What makes programs run fast in 2021? The memory is still relatively slow and comes in huge words so explicit memory management is a must. We have many cores per CPU now so we need parallel computation. Also, processors are not ticking much faster than some 20 years ago but they do have a lot of conveyors now, so if we want fast code, we have to superscalarize everything. So these three things.
C++ sucks at all three.
- Yes, there is a standard way to allocate aligned memory in C++ but MSVC doesn’t support that.
- From-the-box concurrency is so anemic, you have to rely on third-party libraries such as Intel’s TBB.
- Compilers try to exploit SIMD when possible, but they fail to do this effectively so you have to write your code in intrinsics to get all the benefits.
Which is all fine if you’re stuck with Microsoft and Intel for life.
But when you try to port things from one platform to another you see that C++ quietly lost the portability game over the years. Yes, you can fight the alignment inconsistencies with defines. You can technically do a TBB clone for ARM since Intel rightfully has no interest in supporting their rivals. But with intrinsics, you have a full stop. Intrinsics are processor-specific so your code is either underoptimized or importable.
Which is ironic since C was originally invented to port what will become UNIX from PDP-7 to PDP-11. Its sole purpose was to enable portability. Now 50 years after, we face the uncomfortable truth. To maximize your performance, you have to use processor instructions better than the compiler does. So essentially code just like the very first programmers did.
Ok, but what does it have to do with AI?
Glad you asked. I feel that while the demand for programmers still follows the global market, the demand for innovation peeked in the 70s and slowly declines over the years.

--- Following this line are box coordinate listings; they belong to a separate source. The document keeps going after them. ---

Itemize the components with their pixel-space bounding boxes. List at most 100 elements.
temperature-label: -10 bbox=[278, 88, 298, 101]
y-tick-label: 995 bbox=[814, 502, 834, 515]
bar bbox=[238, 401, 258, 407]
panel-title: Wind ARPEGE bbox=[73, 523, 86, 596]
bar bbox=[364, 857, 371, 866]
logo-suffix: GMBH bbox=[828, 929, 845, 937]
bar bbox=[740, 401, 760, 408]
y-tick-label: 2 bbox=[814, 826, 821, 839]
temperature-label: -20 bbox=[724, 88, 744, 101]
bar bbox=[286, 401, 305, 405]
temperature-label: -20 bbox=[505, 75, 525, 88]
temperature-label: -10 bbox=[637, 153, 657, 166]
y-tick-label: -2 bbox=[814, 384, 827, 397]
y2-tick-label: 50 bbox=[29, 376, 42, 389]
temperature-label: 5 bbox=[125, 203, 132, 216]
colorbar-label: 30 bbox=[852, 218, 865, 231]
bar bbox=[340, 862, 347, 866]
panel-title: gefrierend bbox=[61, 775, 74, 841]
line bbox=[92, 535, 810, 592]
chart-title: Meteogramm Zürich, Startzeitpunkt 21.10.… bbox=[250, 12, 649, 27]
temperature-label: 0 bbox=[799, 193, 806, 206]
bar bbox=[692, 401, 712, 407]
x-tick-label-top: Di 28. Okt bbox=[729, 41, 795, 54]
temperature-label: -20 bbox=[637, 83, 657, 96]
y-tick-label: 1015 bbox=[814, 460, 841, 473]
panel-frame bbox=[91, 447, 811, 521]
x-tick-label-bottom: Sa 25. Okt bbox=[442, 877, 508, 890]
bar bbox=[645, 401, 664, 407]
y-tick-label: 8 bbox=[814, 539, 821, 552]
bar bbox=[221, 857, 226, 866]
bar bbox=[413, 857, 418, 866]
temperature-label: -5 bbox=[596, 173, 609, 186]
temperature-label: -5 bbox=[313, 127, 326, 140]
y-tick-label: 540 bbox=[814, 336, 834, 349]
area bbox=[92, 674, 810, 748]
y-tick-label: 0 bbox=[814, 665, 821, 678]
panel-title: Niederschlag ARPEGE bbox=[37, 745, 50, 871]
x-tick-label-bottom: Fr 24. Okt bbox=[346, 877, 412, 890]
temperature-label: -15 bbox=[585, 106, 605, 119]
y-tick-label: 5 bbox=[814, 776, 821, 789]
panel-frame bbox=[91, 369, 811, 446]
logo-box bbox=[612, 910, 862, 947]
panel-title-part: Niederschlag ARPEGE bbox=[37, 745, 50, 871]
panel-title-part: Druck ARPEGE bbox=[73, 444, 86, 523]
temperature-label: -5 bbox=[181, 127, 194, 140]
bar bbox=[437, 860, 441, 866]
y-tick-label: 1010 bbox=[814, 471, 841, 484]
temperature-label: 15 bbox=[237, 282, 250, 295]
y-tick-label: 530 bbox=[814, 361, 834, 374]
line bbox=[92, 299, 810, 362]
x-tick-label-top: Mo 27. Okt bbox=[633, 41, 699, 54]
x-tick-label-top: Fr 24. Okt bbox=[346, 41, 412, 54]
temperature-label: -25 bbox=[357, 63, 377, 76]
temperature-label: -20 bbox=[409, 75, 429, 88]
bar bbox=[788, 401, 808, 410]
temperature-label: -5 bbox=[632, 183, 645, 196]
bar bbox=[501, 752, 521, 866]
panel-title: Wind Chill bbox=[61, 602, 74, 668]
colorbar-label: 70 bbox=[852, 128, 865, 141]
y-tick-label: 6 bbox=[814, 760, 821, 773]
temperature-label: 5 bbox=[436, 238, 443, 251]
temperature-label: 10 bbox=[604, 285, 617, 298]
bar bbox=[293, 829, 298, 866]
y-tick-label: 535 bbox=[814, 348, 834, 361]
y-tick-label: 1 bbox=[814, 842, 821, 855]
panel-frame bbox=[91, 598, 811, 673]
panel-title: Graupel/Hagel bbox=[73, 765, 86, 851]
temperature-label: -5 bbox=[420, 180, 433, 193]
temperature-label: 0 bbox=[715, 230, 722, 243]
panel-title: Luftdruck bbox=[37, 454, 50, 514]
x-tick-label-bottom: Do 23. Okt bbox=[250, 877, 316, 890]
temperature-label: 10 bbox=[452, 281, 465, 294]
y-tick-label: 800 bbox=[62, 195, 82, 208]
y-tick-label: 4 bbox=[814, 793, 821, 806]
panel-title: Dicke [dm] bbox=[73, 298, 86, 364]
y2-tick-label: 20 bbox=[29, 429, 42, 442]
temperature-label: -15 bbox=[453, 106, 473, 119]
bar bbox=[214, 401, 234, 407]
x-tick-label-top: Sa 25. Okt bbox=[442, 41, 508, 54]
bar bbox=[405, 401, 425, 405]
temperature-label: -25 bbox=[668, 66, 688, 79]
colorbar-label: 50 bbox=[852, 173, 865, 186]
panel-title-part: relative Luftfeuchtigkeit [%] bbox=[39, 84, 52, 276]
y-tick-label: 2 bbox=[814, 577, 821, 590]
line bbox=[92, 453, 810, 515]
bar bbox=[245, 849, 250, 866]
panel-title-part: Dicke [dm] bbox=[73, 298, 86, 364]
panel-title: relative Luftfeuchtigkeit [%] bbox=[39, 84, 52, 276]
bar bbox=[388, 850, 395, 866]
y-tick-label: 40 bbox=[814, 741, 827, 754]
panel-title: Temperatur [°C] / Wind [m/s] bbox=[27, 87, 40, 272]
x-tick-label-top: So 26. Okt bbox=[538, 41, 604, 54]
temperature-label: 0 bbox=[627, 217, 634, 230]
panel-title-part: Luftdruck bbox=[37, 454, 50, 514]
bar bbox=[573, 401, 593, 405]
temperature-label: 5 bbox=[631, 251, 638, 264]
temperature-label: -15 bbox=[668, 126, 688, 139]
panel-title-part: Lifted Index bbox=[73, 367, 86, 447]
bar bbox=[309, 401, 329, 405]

There will not be another disruptive technology as brilliant as inductive programming or even high-level languages, since there is zero demand for such. I’m obviously unhappy with C++ lack of development in high-performance computing but guess what. I’m not that unhappy to invent another FORTRAN. Apparently, no one is.
C++ kind of works. It’s not ideal but it’s not that bad either. That’s why it stays.
Yes, I spent a day rewriting the code from MSVC C++ to GCC C++, and it was boring, and I wrote this rant, but this changes nothing. A day is just a day. A rant is just a rant.
Now for the disruptive technology. While AI can’t yet do everything my clients want from me, it has all the capability to do the boring part of my work. It can fix cross-compiler inconsistencies or optimize code on intrinsic-level. Even re-implementing a parallel-for with std::threads looks tedious enough to be delegated to the machine.
AI can even write a rant for me afterwards.
This is all possible, profitable, and probably fun for someone who has more experience with AI than I do. We already use SymPy to write code in C++, exploiting AI to optimize this code will be just one small step further, but people will gladly pay for this step. It has startup potential, so I’d expect this to appear anytime soon
There is a major chance that AI will eventually replace me, maybe, not as a programmer but as a C++ programmer. But a little chance that some new technology will kill off the C++ itself.